The researchers from IBM, Cornell Tech and collaborators from around the world said they took an entirely new approach in design, moving toward a system called "cognitive computing" (AFP Photo/Odd Andersen)


- Sensor becomes the computer -

This can allow a chip installed in a car or smartphone to perform supercomputer calculations in real time without connecting to the cloud or other network.

"The sensor becomes the computer," Modha told AFP in a phone interview.

"You could have better sensory processors without the connection to Wi-Fi or the cloud.

This would allow a self-driving vehicle, for example, to detect problems and deal with them even if its data connection is broken.

"It can see an accident about to happen," Modha said.

Similarly, a mobile phone can take smells or visual information and interpret them in real time, without the need for a network connection.

"After years of collaboration with IBM, we are now a step closer to building a computer similar to our brain," said Rajit Manohar, a researcher at Cornell Tech, a graduate school of Cornell University.

The project funded by the US Defense Advanced Research Projects Agency (DARPA) published its research in a cover article on the August 8 edition of the journal Science.

The researchers say TrueNorth in some ways outperforms today's supercomputers although a direct comparison is not possible because they operate differently.

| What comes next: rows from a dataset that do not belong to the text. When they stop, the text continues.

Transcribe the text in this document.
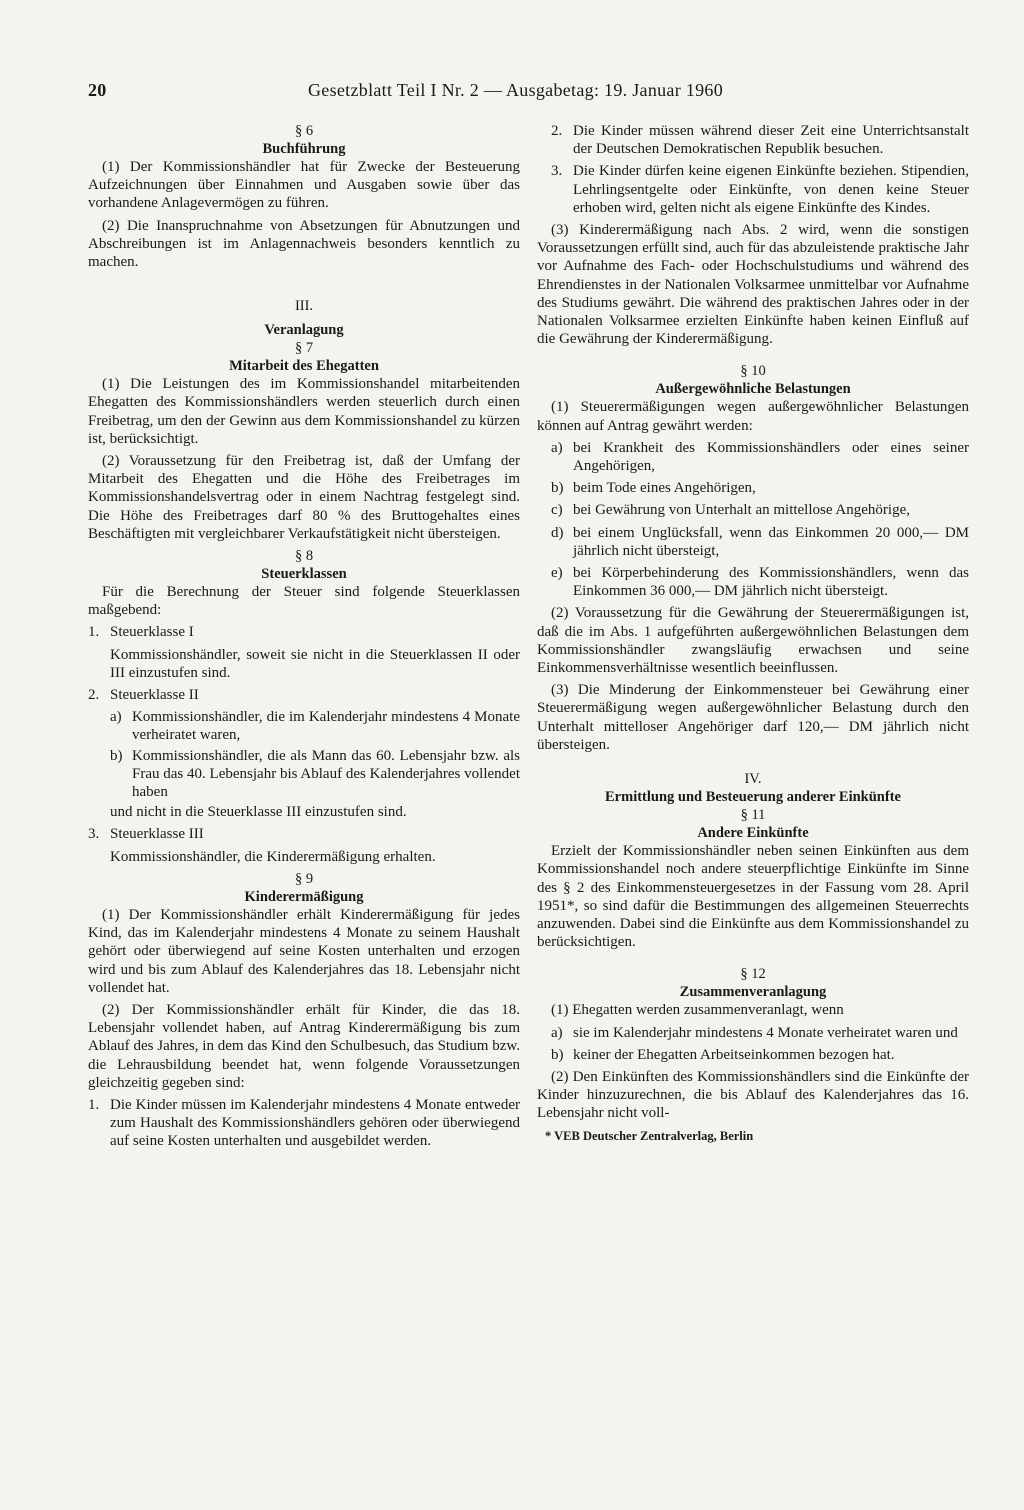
20	Gesetzblatt Teil I Nr. 2 — Ausgabetag: 19. Januar 1960
§ 6
Buchführung

(1) Der Kommissionshändler hat für Zwecke der Besteuerung Aufzeichnungen über Einnahmen und Ausgaben sowie über das vorhandene Anlagevermögen zu führen.

(2) Die Inanspruchnahme von Absetzungen für Abnutzungen und Abschreibungen ist im Anlagennachweis besonders kenntlich zu machen.

III.
Veranlagung
§ 7
Mitarbeit des Ehegatten

(1) Die Leistungen des im Kommissionshandel mitarbeitenden Ehegatten des Kommissionshändlers werden steuerlich durch einen Freibetrag, um den der Gewinn aus dem Kommissionshandel zu kürzen ist, berücksichtigt.

(2) Voraussetzung für den Freibetrag ist, daß der Umfang der Mitarbeit des Ehegatten und die Höhe des Freibetrages im Kommissionshandelsvertrag oder in einem Nachtrag festgelegt sind. Die Höhe des Freibetrages darf 80 % des Bruttogehaltes eines Beschäftigten mit vergleichbarer Verkaufstätigkeit nicht übersteigen.

§ 8
Steuerklassen

Für die Berechnung der Steuer sind folgende Steuerklassen maßgebend:

1. Steuerklasse I
Kommissionshändler, soweit sie nicht in die Steuerklassen II oder III einzustufen sind.
2. Steuerklasse II
a) Kommissionshändler, die im Kalenderjahr mindestens 4 Monate verheiratet waren,
b) Kommissionshändler, die als Mann das 60. Lebensjahr bzw. als Frau das 40. Lebensjahr bis Ablauf des Kalenderjahres vollendet haben
und nicht in die Steuerklasse III einzustufen sind.
3. Steuerklasse III
Kommissionshändler, die Kinderermäßigung erhalten.
§ 9
Kinderermäßigung

(1) Der Kommissionshändler erhält Kinderermäßigung für jedes Kind, das im Kalenderjahr mindestens 4 Monate zu seinem Haushalt gehört oder überwiegend auf seine Kosten unterhalten und erzogen wird und bis zum Ablauf des Kalenderjahres das 18. Lebensjahr nicht vollendet hat.

(2) Der Kommissionshändler erhält für Kinder, die das 18. Lebensjahr vollendet haben, auf Antrag Kinderermäßigung bis zum Ablauf des Jahres, in dem das Kind den Schulbesuch, das Studium bzw. die Lehrausbildung beendet hat, wenn folgende Voraussetzungen gleichzeitig gegeben sind:

1. Die Kinder müssen im Kalenderjahr mindestens 4 Monate entweder zum Haushalt des Kommissionshändlers gehören oder überwiegend auf seine Kosten unterhalten und ausgebildet werden.
2. Die Kinder müssen während dieser Zeit eine Unterrichtsanstalt der Deutschen Demokratischen Republik besuchen.
3. Die Kinder dürfen keine eigenen Einkünfte beziehen. Stipendien, Lehrlingsentgelte oder Einkünfte, von denen keine Steuer erhoben wird, gelten nicht als eigene Einkünfte des Kindes.

(3) Kinderermäßigung nach Abs. 2 wird, wenn die sonstigen Voraussetzungen erfüllt sind, auch für das abzuleistende praktische Jahr vor Aufnahme des Fach- oder Hochschulstudiums und während des Ehrendienstes in der Nationalen Volksarmee unmittelbar vor Aufnahme des Studiums gewährt. Die während des praktischen Jahres oder in der Nationalen Volksarmee erzielten Einkünfte haben keinen Einfluß auf die Gewährung der Kinderermäßigung.

§ 10
Außergewöhnliche Belastungen

(1) Steuerermäßigungen wegen außergewöhnlicher Belastungen können auf Antrag gewährt werden:

a) bei Krankheit des Kommissionshändlers oder eines seiner Angehörigen,
b) beim Tode eines Angehörigen,
c) bei Gewährung von Unterhalt an mittellose Angehörige,
d) bei einem Unglücksfall, wenn das Einkommen 20 000,— DM jährlich nicht übersteigt,
e) bei Körperbehinderung des Kommissionshändlers, wenn das Einkommen 36 000,— DM jährlich nicht übersteigt.

(2) Voraussetzung für die Gewährung der Steuerermäßigungen ist, daß die im Abs. 1 aufgeführten außergewöhnlichen Belastungen dem Kommissionshändler zwangsläufig erwachsen und seine Einkommensverhältnisse wesentlich beeinflussen.

(3) Die Minderung der Einkommensteuer bei Gewährung einer Steuerermäßigung wegen außergewöhnlicher Belastung durch den Unterhalt mittelloser Angehöriger darf 120,— DM jährlich nicht übersteigen.

IV.
Ermittlung und Besteuerung anderer Einkünfte
§ 11
Andere Einkünfte

Erzielt der Kommissionshändler neben seinen Einkünften aus dem Kommissionshandel noch andere steuerpflichtige Einkünfte im Sinne des § 2 des Einkommensteuergesetzes in der Fassung vom 28. April 1951*, so sind dafür die Bestimmungen des allgemeinen Steuerrechts anzuwenden. Dabei sind die Einkünfte aus dem Kommissionshandel zu berücksichtigen.

§ 12
Zusammenveranlagung

(1) Ehegatten werden zusammenveranlagt, wenn

a) sie im Kalenderjahr mindestens 4 Monate verheiratet waren und
b) keiner der Ehegatten Arbeitseinkommen bezogen hat.

(2) Den Einkünften des Kommissionshändlers sind die Einkünfte der Kinder hinzuzurechnen, die bis Ablauf des Kalenderjahres das 16. Lebensjahr nicht voll-

* VEB Deutscher Zentralverlag, Berlin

But they wrote that TrueNorth can deliver from 46 billion to 400 billion "synaptic" calculations per second per watt of energy. That compares with the most energy-efficient supercomputer which delivers 4.5 billion "floating point" calculations per second and per watt.

The chip was fabricated using Samsung’s 28-nanometer process technology.

"It is an astonishing achievement to leverage a process traditionally used for commercially available, low-power mobile devices to deliver a chip that emulates the human brain by processing extreme amounts of sensory information with very little power," said Shawn Han of Samsung Electronics, in a statement.

"This is a huge architectural breakthrough that is essential as the industry moves toward the next-generation cloud and big-data processing."

Modha said the researchers have produced only the chip and that it could be years before commercial applications become available.

But he said it "has the potential to transform society" with a new generation of computing technology. And he noted that hybrid computers may be able to one day combine the "left brain" machines with the new "right brain" devices for even better performance.